Limitations & Future Work

  • Due to high attack costs, experiments on large models (GPT-4o, 70B) are limited to subsets for validation only.
  • The study focuses primarily on character- and word-level attacks; sentence-level attacks remain unexplored.
  • Only confidence-reducing attacks are studied; attacks that inflate confidence (inducing overconfidence) also merit investigation.
  • The ecological validity of the test datasets is limited (MCQA format); open-ended generation scenarios are not covered.
  • No effective defense is proposed—the paper primarily analyzes attacks and the failure of existing defenses, without offering constructive solutions.
  • vs. Traditional NLP Adversarial Attacks (TextFooler/TextBugger): This work adapts the scoring function of these methods from logit probabilities to verbal confidence, enabling attack transfer to black-box settings.
  • vs. Logit-Based Confidence Attacks (galil2021, obadinma2024): Prior methods require internal model access; the proposed approach relies solely on text output, making it more broadly applicable.
  • vs.
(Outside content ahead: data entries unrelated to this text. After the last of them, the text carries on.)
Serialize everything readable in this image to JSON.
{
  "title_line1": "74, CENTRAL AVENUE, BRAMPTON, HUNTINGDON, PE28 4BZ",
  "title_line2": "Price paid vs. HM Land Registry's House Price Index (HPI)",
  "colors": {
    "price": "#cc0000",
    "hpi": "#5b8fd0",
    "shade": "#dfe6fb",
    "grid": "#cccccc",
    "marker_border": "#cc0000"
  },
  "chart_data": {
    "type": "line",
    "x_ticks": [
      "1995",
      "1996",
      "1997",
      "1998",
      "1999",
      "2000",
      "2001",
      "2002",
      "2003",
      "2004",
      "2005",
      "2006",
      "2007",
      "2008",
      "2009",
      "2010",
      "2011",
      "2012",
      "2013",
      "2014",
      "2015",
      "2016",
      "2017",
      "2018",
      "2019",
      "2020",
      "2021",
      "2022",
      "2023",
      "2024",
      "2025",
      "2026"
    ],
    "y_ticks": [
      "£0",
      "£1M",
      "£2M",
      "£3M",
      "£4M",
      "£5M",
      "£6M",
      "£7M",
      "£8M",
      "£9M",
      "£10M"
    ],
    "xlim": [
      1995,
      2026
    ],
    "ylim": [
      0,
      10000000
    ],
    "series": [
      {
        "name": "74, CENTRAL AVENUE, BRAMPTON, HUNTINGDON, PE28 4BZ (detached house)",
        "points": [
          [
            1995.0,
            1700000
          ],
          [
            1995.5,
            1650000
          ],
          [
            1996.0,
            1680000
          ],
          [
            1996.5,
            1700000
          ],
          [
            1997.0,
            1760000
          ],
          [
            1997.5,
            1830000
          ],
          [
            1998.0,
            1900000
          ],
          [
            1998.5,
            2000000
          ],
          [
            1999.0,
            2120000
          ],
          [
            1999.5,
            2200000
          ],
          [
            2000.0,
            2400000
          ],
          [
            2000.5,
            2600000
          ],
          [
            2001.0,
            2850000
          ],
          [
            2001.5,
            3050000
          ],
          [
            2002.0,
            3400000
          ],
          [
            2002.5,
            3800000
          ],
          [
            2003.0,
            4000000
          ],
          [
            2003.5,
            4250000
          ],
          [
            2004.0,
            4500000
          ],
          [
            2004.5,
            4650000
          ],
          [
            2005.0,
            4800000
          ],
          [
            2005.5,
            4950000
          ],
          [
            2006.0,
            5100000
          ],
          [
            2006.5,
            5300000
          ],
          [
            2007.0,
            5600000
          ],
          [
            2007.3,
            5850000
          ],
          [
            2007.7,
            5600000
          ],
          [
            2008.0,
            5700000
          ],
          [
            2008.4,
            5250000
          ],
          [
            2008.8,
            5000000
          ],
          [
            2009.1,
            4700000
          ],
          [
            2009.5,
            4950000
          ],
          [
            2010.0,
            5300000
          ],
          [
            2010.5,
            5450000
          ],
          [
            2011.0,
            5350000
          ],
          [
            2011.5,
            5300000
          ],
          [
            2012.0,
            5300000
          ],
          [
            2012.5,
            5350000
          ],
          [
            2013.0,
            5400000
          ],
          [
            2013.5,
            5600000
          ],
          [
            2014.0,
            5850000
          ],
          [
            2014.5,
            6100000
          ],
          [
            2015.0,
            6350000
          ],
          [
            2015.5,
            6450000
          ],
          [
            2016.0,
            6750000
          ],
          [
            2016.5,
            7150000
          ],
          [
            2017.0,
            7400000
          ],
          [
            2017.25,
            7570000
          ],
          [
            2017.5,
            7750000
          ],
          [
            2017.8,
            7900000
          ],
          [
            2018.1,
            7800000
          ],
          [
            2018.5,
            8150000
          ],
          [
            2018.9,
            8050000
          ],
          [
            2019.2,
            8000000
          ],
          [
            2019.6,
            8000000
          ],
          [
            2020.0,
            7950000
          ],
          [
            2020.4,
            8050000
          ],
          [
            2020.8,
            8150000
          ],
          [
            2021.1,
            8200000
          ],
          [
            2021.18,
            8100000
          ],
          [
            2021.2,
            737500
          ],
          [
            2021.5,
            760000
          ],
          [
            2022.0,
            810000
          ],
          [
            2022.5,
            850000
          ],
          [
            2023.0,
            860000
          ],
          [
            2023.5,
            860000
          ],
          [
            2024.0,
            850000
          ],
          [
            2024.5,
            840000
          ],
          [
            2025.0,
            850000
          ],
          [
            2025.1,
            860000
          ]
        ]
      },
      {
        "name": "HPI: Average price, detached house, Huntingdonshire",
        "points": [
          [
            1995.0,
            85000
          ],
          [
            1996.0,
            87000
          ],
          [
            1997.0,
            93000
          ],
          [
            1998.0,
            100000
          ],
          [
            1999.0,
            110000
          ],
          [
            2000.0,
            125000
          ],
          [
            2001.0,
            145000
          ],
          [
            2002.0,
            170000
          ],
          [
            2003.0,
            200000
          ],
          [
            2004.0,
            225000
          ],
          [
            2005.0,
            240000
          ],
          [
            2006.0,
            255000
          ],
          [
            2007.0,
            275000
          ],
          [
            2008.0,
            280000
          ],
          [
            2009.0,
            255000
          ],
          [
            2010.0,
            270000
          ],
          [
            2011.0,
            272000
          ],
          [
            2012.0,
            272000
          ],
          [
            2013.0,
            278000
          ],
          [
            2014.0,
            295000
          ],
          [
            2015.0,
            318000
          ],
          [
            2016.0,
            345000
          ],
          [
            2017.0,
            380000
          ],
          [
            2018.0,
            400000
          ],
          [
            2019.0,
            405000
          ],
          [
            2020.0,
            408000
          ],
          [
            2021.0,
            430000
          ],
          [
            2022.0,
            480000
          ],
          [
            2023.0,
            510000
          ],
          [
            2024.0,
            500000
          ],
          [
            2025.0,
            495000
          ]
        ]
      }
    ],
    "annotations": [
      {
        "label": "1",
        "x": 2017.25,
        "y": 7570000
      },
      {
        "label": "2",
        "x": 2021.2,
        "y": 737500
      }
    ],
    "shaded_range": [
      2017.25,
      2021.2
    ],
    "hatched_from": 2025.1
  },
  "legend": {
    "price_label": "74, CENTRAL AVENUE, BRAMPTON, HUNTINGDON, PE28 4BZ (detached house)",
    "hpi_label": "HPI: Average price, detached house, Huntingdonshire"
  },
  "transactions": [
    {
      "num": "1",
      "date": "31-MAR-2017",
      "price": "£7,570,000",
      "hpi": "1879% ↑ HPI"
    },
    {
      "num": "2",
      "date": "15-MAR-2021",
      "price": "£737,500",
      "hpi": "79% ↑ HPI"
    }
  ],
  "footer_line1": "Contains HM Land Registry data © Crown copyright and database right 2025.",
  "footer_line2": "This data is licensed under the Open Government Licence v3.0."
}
GCG/AutoDAN Jailbreaks: This work redirects the jailbreak objective from bypassing safety guardrails to reducing verbal confidence, representing a novel application direction for jailbreak frameworks.
  • The findings have direct implications for AI safety deployment: any system that uses verbal confidence for decision-making requires additional robustness guarantees.

Rating

  • Novelty: ⭐⭐⭐⭐ First systematic application of adversarial attacks to verbal confidence; the problem is well-defined and practically significant.
  • Experimental Thoroughness: ⭐⭐⭐⭐⭐ 4 perturbation attacks + 2 jailbreak attacks × 4 CEMs × 3 datasets × multiple models; extremely comprehensive.
  • Writing Quality: ⭐⭐⭐⭐ Clear structure with complete formal definitions; the sheer volume of tabular data makes reading somewhat demanding.
  • Value: ⭐⭐⭐⭐ Exposes an important security blind spot, though the absence of an effective defense is a notable limitation.